Об этом Тохтамыш не сказал. Выпив еще чашку вина, которую сам себе налил, хан захотел поговорить о недавней своей силе. Растягивая слова и слегка гундося, он говорил, будто причитал:
— Когда я ходил на Мавераннахр, на Тимура, и за горы Эльбруса, и по стране Араратской, и по отрогам Арарата, — куда бы ни пришел, везде хозяин я. Я! Со мной там никто не мог сладить!
— Чего же нынче один бегаешь?
— Едигей изловчился. Сел на мой стол. Нынче мне надо утаиться. Выждать. В Сарае меня опознали. Едва ушел. А этот однорукий Тимур сам хромой, а ладит со мной управиться!
— Да ведь и управился уж!
— Молчи. Воинство мое поразбежалось, поупряталось по укромным местам. А несколько тысяч конницы я отдал в Литву королю Витовту. Они там спокойны. Как я велел, так и сделано. А они припрятались и ждут моего слова. И я им скажу. Теперь скажу. Мы еще отвоюем назад все, что у нас отняли: и Эльбрус, и Арарат, и Москву. Что у меня отняли, верну!
Старик принес ему печеную утку.
— Поешь. С пролета стрелой сбил.
Тохтамыш, по-волчьи хрустя костями, принялся за еду.
Старик смотрел, разглядывал его.
Тохтамыш, отложив обглоданные кости, еще налил себе вина. Заговорил спокойнее, словно отрезвел:
— Созову всех своих. И семьи их. И уйдем.
— Далеко ли, хан? На Арарат, что ли?
— К своей коннице. На Литву. А чего ты мне твердишь: Арарат!
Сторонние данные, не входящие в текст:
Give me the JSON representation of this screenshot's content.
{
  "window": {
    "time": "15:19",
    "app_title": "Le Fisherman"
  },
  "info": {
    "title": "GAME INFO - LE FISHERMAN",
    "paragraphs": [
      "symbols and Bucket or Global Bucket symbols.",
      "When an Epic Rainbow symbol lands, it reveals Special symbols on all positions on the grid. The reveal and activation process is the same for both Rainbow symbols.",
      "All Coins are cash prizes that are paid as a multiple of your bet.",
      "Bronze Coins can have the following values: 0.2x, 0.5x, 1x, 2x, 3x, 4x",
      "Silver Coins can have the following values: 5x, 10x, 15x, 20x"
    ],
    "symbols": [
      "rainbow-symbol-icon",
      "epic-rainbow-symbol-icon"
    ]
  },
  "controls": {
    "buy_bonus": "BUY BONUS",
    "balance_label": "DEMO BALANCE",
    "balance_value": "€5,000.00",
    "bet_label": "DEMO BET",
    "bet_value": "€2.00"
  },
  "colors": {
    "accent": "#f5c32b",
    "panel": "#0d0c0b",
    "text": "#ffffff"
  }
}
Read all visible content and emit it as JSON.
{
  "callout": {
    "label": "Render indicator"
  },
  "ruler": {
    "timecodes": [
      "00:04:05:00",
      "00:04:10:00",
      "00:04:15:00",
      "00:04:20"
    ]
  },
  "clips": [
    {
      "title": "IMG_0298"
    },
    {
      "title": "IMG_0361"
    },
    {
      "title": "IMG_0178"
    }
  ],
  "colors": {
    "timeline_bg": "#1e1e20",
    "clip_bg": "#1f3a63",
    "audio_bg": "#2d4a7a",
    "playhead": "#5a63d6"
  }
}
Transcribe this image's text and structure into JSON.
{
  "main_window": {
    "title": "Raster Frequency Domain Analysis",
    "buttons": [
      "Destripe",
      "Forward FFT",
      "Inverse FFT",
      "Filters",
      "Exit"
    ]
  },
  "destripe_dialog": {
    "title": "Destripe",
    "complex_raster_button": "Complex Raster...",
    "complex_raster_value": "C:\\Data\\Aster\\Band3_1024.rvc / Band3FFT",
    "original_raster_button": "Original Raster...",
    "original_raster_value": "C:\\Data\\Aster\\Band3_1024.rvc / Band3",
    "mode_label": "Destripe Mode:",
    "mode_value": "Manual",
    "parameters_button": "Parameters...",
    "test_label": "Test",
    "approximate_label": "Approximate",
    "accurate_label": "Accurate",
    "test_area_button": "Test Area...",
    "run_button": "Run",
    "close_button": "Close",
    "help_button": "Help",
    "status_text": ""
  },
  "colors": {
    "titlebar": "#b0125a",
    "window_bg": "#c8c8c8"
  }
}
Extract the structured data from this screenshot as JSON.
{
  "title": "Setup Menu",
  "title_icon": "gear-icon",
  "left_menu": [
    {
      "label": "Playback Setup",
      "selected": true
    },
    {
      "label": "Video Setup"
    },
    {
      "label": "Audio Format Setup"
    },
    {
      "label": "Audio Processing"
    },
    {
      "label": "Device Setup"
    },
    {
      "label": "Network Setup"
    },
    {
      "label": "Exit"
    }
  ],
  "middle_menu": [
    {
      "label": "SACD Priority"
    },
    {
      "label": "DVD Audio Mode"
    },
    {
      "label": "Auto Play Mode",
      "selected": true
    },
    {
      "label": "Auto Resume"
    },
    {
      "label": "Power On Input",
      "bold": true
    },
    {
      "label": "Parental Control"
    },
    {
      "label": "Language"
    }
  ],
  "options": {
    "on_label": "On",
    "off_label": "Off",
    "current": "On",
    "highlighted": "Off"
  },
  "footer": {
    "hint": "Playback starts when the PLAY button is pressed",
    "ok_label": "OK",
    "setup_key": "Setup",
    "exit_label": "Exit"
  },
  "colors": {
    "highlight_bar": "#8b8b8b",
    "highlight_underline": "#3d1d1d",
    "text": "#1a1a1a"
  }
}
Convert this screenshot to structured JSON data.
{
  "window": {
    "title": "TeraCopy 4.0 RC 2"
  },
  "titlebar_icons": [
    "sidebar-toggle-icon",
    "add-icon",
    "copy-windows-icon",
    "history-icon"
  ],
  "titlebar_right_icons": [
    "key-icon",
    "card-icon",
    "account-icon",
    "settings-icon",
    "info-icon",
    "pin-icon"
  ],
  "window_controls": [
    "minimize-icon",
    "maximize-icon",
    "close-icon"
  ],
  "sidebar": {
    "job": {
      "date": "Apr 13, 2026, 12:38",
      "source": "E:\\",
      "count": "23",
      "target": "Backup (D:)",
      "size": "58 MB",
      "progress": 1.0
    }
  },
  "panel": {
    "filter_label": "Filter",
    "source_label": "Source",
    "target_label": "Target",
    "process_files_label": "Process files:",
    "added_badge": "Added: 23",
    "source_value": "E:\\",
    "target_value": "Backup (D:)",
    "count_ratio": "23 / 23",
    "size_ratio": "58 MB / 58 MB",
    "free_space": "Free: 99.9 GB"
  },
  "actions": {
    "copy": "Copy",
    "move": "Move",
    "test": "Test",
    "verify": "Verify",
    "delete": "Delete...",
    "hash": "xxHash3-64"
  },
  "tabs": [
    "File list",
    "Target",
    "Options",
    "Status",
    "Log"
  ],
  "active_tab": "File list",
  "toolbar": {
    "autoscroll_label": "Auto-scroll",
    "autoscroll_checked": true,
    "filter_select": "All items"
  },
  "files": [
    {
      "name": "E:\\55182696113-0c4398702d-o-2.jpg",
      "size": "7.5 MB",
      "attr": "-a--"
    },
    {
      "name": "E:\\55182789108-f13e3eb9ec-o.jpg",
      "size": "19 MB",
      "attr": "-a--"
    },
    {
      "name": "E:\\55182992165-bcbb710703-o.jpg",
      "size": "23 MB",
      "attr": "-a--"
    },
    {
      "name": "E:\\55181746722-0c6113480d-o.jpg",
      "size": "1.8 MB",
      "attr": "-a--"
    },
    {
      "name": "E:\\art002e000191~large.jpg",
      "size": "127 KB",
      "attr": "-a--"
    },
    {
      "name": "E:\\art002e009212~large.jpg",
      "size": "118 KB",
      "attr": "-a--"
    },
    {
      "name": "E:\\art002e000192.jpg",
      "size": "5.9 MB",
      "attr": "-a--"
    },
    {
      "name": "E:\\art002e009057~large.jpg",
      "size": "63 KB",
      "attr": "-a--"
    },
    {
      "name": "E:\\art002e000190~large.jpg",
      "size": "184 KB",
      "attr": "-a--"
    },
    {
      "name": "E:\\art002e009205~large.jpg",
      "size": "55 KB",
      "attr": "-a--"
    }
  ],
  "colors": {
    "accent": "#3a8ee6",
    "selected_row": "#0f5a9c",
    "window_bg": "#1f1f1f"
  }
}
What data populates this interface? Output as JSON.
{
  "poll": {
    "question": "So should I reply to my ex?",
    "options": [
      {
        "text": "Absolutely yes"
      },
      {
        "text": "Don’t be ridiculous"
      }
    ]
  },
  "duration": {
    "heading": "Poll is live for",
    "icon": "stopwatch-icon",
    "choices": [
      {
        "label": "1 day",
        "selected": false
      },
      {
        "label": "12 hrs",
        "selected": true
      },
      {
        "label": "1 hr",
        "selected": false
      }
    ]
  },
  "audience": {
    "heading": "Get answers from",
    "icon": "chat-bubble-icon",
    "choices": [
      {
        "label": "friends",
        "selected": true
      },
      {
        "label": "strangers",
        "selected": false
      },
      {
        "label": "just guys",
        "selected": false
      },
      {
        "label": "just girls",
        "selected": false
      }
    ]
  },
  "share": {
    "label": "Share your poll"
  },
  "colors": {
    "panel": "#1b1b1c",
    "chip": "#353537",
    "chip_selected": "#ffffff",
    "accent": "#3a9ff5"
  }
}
Арарат! На кой он мне?
— Ведь был же нужен, когда с моим сыном туда ходил.
— Я там все перевернул. Всю их жизнь пустил по-иному.
— А они тому радовались?
— А что они, понимают, что ли, как надо жить!
— И нынче там живут по-твоему али по-своему?
— Может, и по-своему, да я им о себе напомню. Может, меня забыли, а я напомню!
— Из Литвы-то?
— Надо терпеть и уметь ждать. Ждать надо умело!
Старик опять посидел молча, глядя, как жадными глотками хан пьет вино. Потом встал и принес глубокую шапку.
— Барсучья. Вот она. Сшил сыну. Думал надеть на него на свадьбе. А он женился, отцу не сказавшись. Носи ее, хан, сам. Возьми. Надень. Неловко вилять косой по ветру.
Тохтамыш нахлобучил мягкую шапку.
Старик сказал:
— Думал, посижу на той свадьбе на отцовом месте. А жену сын выберет себе писаную красавицу. Ведь он был воин, батыр…
Старик отвернулся к очагу, чтобы хан не заметил, как старое лицо сморщилось и горло перехватило от слез.
Тохтамыш, придвинув остатки от утки, вразумлял старика:
— Самая писаная красавица не даст мужу больше, чем простая девка: это богатство ихнее одинаково у всех.
Тохтамыш здесь переночевал и, чуть рассвело, уехал тем же глухим лесом к месту, где знал верного человека.
С этого дня Тохтамыш начал сборы своей орды, всех верных людей с их семьями, задумав увести их в Литву к королю Витовту, обещавшему Тохтамышевой коннице достойное место в своем войске, ослабевшем после битвы на Ворскле, а семьям дать землю и не угнетать их веру.